Габриэле Д’Аннунцио - Собрание сочинений в 6 томах. Том 1. Наслаждение. Джованни Эпископо. Девственная земля
— Ты пока не двинешься из Рима, не так ли? — спросил Сперелли Гримити.
— Останусь до самого начала ноября. Потом поеду во Францию на пятнадцать дней за лошадьми. И вернусь сюда к концу месяца.
— Кстати, Леонетто Ланца продает Кампоморто, — сказал Людовико. — Ты же знаешь: превосходная лошадь, отличный скакун. Тебе бы пригодилась.
— За сколько?
— За пятнадцать тысяч, думается.
— Посмотрим.
— Леонетто скоро женится. Обручился нынешним летом, в Экс-ле-бэн, с Джинозой.
— Забыл передать тебе, — заметил Музелларо, — что Галеаццо Сечинаро кланяется тебе. Мы вернулись вместе. Если б я рассказал о проделках Галеаццо во время путешествия! Теперь он в Палермо, но в январе приедет в Рим.
— И Джино Бомминако кланяется, — прибавил Барбаризи.
— Ах, ах! — воскликнул герцог, смеясь. — Андреа, заставь Джино рассказать тебе про свое приключение с Джулией Мочето… Ты мог бы пояснить вам кое-что на этот счет.
И Людовико засмеялся.
— Знаю, — сказал Джулио Музелларо, — что здесь в Риме ты натворил чудес. Поздравляю.
— Расскажите же мне, расскажите о приключении, — из любопытства, торопил Андреа.
— Чтобы вышло смешно, нужно послушать Джино. Ты знаешь мимику Джино. Нужно видеть его лицо, когда он достигает кульминационной точки. Бесподобно!
— Послушаю и его, — настаивал Андреа, подстрекаемый любопытством, — но расскажи хотя бы что-нибудь, прошу тебя.
— Хорошо, в двух словах, — согласился Руджеро Гримити, ставя чашку на стол и принимаясь рассказывать историю, без обиняков и пропусков, с той поразительной развязностью, с какой молодые баричи разглашают грехи своих дам и чужих. — Прошлой весной (не знаю, обратил ли ты внимание) Джино весьма горячо, довольно открыто, ухаживал за Донной Джулией. В Капаннелле ухаживание перешло в довольно оживленный флирт. Донна Джулия была близка к капитуляции, а Джино, по обыкновению, был весь в огне. Случай представился. Джованни Мочето уехал во Флоренцию. Однажды вечером, в одну из сред, как раз в последнюю среду, Джино решил, что великое мгновение наступило, и ожидал, когда все разойдутся, гостиная опустеет и, наконец, он останется наедине с ней…
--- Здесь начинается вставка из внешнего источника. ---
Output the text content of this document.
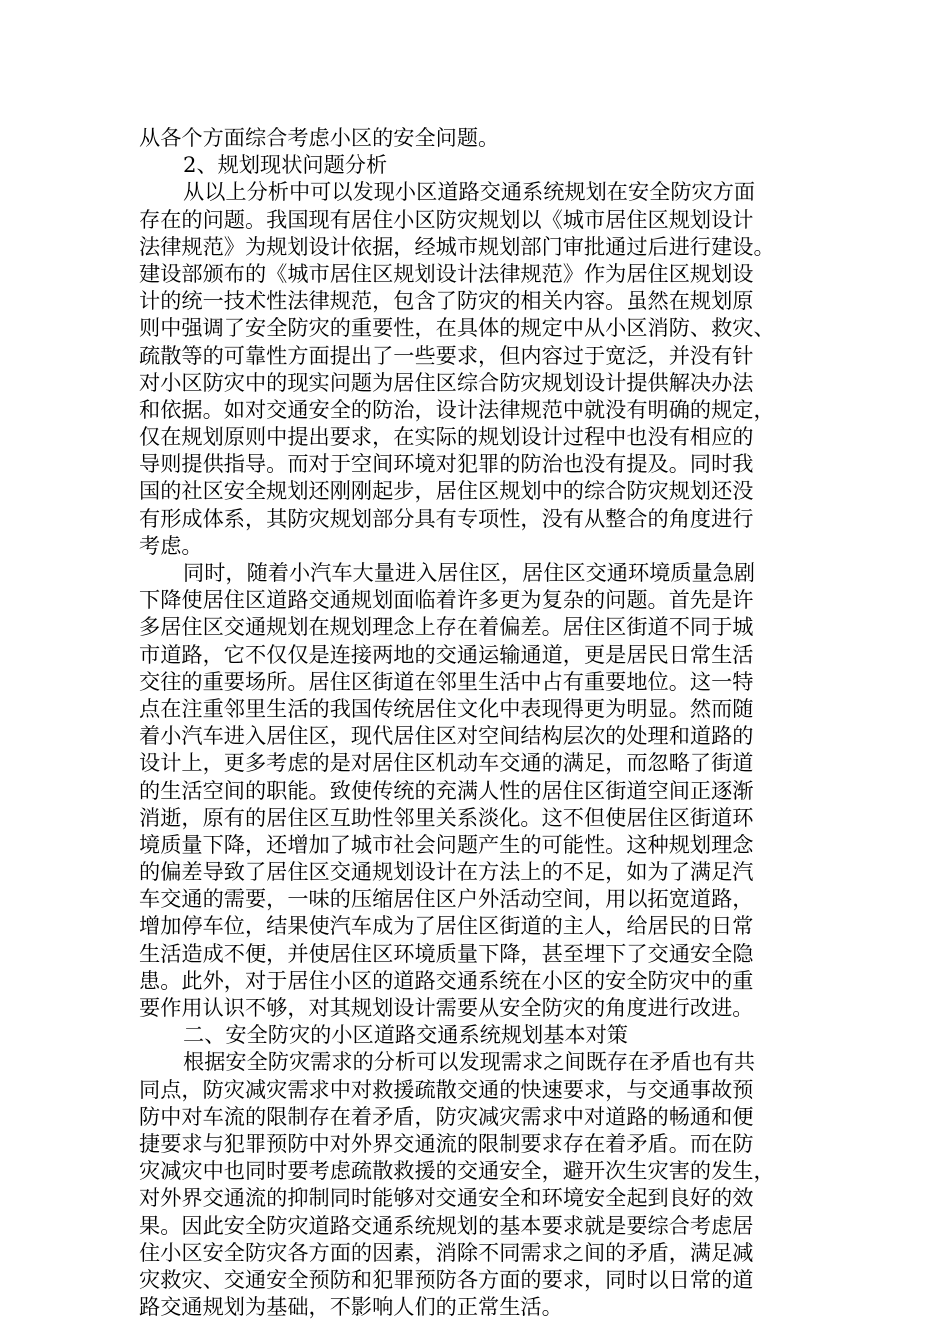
从各个方面综合考虑小区的安全问题。
2、规划现状问题分析
从以上分析中可以发现小区道路交通系统规划在安全防灾方面
存在的问题。我国现有居住小区防灾规划以《城市居住区规划设计
法律规范》为规划设计依据，经城市规划部门审批通过后进行建设。
建设部颁布的《城市居住区规划设计法律规范》作为居住区规划设
计的统一技术性法律规范，包含了防灾的相关内容。虽然在规划原
则中强调了安全防灾的重要性，在具体的规定中从小区消防、救灾、
疏散等的可靠性方面提出了一些要求，但内容过于宽泛，并没有针
对小区防灾中的现实问题为居住区综合防灾规划设计提供解决办法
和依据。如对交通安全的防治，设计法律规范中就没有明确的规定，
仅在规划原则中提出要求，在实际的规划设计过程中也没有相应的
导则提供指导。而对于空间环境对犯罪的防治也没有提及。同时我
国的社区安全规划还刚刚起步，居住区规划中的综合防灾规划还没
有形成体系，其防灾规划部分具有专项性，没有从整合的角度进行
考虑。
同时，随着小汽车大量进入居住区，居住区交通环境质量急剧
下降使居住区道路交通规划面临着许多更为复杂的问题。首先是许
多居住区交通规划在规划理念上存在着偏差。居住区街道不同于城
市道路，它不仅仅是连接两地的交通运输通道，更是居民日常生活
交往的重要场所。居住区街道在邻里生活中占有重要地位。这一特
点在注重邻里生活的我国传统居住文化中表现得更为明显。然而随
着小汽车进入居住区，现代居住区对空间结构层次的处理和道路的
设计上，更多考虑的是对居住区机动车交通的满足，而忽略了街道
的生活空间的职能。致使传统的充满人性的居住区街道空间正逐渐
消逝，原有的居住区互助性邻里关系淡化。这不但使居住区街道环
境质量下降，还增加了城市社会问题产生的可能性。这种规划理念
的偏差导致了居住区交通规划设计在方法上的不足，如为了满足汽
车交通的需要，一味的压缩居住区户外活动空间，用以拓宽道路，
增加停车位，结果使汽车成为了居住区街道的主人，给居民的日常
生活造成不便，并使居住区环境质量下降，甚至埋下了交通安全隐
患。此外，对于居住小区的道路交通系统在小区的安全防灾中的重
要作用认识不够，对其规划设计需要从安全防灾的角度进行改进。
二、安全防灾的小区道路交通系统规划基本对策
根据安全防灾需求的分析可以发现需求之间既存在矛盾也有共
同点，防灾减灾需求中对救援疏散交通的快速要求，与交通事故预
防中对车流的限制存在着矛盾，防灾减灾需求中对道路的畅通和便
捷要求与犯罪预防中对外界交通流的限制要求存在着矛盾。而在防
灾减灾中也同时要考虑疏散救援的交通安全，避开次生灾害的发生，
对外界交通流的抑制同时能够对交通安全和环境安全起到良好的效
果。因此安全防灾道路交通系统规划的基本要求就是要综合考虑居
住小区安全防灾各方面的因素，消除不同需求之间的矛盾，满足减
灾救灾、交通安全预防和犯罪预防各方面的要求，同时以日常的道
路交通规划为基础，不影响人们的正常生活。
— Здесь, — прервал Барбаризи, — нужен сам Бомминако. Неподражаем. Нужно выслушать, на неаполитанском наречии, его описание обстановки, анализ его состояния, и затем воспроизведение психологического момента и физиологического, как он своеобразно выражается. Он комичен до невероятности.
— Так вот, — продолжал Руджеро, — после прелюдии, которую ты услышишь от него самого, в истоме и любовном возбуждении, он опустился на колени перед Донной Джулией, сидевшей в низком кресле. Донна Джулия уже утопала в нежности, слабо защищаясь, и руки Джино становились все смелее и смелее, тогда как она уже почти не противилась его ласкам… Увы, в минуту крайнего дерзновения руки отскочили инстинктивным движением, как если б они коснулись змеиной кожи или чего-то отталкивающего…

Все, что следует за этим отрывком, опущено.